Congyuwang / RocksDict

Python fast on-disk dictionary / RocksDB & SpeeDB Python binding
https://congyuwang.github.io/RocksDict/rocksdict.html
MIT License
173 stars 8 forks source link

One writer, many readers #110

Closed WhattaSkilL closed 6 months ago

WhattaSkilL commented 6 months ago

Hello! Try to use that library for kv store in FastAPI app. Workers from ginicorn connect with AccessType.read_only(False) and Primary connect with AccessType.read_write(). Writer:

opt = Options(raw_mode=True)
opt.set_max_background_jobs(4)
opt.set_write_buffer_size(1024 * 1024 * 256)
opt.create_if_missing(True)
opt.set_keep_log_file_num(1)
opt.set_db_log_dir(logs_path)
opt.set_optimize_filters_for_hits(True)
opt.optimize_for_point_lookup(1024)
opt.set_max_open_files(1000)
opt.set_wal_dir(wal_path)
opt.set_wal_size_limit_mb(100)
opt.set_wal_ttl_seconds(180)
opt.set_max_total_wal_size(67108864)
opt.set_wal_recovery_mode(DBRecoveryMode.absolute_consistency())
db = Rdict(data_path, options=opt, access_type=AccessType.read_write())

Reader:

opt = Options(raw_mode=True)
opt.set_max_background_jobs(4)
opt.set_write_buffer_size(1024 * 1024 * 256)
opt.create_if_missing(True)
opt.set_keep_log_file_num(1)
opt.set_db_log_dir(logs_path)
opt.set_optimize_filters_for_hits(True)
opt.optimize_for_point_lookup(1024)
opt.set_max_open_files(1000)
opt.set_wal_dir(wal_path)
opt.set_wal_size_limit_mb(100)
opt.set_wal_ttl_seconds(180)
opt.set_max_total_wal_size(67108864)
opt.set_wal_recovery_mode(DBRecoveryMode.absolute_consistency())
db = Rdict(data_path, options=opt, access_type=AccessType.read_only(False))

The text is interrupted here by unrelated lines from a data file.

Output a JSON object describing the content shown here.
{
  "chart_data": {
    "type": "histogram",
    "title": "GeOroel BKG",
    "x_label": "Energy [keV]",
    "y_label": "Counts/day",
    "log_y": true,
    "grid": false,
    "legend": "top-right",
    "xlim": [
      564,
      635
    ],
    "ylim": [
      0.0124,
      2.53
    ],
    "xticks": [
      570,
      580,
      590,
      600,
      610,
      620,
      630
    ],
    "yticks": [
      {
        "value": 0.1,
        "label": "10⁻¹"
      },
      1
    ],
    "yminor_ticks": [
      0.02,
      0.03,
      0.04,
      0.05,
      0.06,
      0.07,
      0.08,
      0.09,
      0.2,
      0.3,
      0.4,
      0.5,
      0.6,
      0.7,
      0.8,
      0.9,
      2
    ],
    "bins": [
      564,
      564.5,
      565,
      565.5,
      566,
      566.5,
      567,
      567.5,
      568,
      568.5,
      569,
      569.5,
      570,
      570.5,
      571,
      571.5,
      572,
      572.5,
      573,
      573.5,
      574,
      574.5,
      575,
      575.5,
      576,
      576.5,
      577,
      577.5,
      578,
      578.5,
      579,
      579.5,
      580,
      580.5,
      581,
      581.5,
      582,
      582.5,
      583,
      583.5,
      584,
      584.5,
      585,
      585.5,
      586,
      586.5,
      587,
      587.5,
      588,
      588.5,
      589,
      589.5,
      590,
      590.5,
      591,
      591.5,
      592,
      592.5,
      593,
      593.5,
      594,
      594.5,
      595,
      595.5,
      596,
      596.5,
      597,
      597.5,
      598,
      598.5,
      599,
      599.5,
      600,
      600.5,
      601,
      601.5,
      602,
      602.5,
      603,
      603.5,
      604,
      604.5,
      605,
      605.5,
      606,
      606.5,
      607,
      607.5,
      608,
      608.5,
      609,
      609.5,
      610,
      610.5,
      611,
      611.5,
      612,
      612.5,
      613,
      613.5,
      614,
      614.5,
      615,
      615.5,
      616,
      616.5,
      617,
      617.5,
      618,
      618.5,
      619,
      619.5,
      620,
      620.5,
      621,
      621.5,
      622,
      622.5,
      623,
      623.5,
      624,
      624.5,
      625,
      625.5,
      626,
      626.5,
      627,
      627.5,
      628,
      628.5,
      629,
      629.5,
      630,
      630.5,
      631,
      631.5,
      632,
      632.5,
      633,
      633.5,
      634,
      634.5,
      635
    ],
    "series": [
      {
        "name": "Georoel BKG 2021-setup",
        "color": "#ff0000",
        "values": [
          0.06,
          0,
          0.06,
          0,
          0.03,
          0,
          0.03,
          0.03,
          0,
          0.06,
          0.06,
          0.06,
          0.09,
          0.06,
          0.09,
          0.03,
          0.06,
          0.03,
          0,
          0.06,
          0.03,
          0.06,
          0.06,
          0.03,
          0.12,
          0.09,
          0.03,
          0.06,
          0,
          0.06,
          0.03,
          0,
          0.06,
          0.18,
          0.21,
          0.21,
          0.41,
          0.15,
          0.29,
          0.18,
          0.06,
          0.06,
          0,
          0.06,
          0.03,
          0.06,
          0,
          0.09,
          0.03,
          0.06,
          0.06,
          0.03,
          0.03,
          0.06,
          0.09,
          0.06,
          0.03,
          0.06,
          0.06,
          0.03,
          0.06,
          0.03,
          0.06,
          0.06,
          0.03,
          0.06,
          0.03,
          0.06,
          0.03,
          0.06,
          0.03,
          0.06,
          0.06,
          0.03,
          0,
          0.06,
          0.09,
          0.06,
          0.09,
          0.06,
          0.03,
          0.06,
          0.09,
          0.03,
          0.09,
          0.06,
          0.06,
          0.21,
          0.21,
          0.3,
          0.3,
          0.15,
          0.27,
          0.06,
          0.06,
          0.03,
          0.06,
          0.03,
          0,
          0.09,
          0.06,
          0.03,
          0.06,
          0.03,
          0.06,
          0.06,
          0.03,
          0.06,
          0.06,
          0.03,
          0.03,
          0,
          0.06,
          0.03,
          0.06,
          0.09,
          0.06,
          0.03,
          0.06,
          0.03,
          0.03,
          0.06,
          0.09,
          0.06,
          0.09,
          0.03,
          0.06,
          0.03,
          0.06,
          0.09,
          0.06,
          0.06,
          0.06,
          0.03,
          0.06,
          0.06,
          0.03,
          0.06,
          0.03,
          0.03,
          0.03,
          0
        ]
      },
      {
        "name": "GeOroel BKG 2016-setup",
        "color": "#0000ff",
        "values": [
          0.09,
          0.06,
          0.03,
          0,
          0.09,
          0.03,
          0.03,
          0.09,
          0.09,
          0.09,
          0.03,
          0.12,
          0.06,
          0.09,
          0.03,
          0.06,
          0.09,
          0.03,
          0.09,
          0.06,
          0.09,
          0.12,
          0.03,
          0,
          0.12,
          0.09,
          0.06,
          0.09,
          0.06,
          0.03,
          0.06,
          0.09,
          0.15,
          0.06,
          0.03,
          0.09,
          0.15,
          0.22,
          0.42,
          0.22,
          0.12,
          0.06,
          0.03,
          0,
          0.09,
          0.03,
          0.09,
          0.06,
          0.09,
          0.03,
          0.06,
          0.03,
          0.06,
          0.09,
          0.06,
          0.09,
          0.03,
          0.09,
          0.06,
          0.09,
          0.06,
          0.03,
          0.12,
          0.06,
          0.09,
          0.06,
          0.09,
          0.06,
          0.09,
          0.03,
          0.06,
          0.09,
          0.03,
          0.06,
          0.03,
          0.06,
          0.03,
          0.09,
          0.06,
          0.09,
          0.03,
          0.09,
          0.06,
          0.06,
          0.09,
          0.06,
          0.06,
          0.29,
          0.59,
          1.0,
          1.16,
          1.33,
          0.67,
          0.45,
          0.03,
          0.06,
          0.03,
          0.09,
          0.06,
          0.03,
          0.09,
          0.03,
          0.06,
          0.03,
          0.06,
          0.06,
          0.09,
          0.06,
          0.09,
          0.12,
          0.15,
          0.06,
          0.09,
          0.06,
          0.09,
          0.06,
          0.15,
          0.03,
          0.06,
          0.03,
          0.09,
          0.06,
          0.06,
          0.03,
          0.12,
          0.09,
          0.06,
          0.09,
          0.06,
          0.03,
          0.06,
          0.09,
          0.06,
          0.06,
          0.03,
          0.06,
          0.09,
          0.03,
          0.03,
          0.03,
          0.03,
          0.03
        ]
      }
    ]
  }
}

So, when I change the values, readers don't see the changes without re-opening the database. As example: Write process:

db[bytes.fromhex("abcd12")] = 1.to_bytes(1, "little")
db.flush()
db.flush_wal()

Read process:

int.from_bytes(db[bytes.fromhex("abcd12")], "little") # not found
db = Rdict(data_path, options=opt, access_type=AccessType.read_only(False))
int.from_bytes(db[bytes.fromhex("abcd12")], "little") # found: 1

What am I doing wrong?

Congyuwang commented 6 months ago

Hi, I found the following from rocksdb doc:

RocksDB database can be opened in read-write mode (aka. Primary Instance) or can be opened in read-only mode. RocksDB supports two variations of read-only mode:

Read-only Instance - Opens the database in read-only mode. When the Read-only instance is created, it gets a static read-only view of the Primary Instance’s database contents Secondary Instance – Opens the database in read-only mode. Supports extra ability to dynamically catch-up with the Primary instance (through a manual call by the user – based on their delay/frequency requirements)

https://github.com/facebook/rocksdb/wiki/Read-only-and-Secondary-instances

So, the read only mode gets a static view. You should use the secondary instance.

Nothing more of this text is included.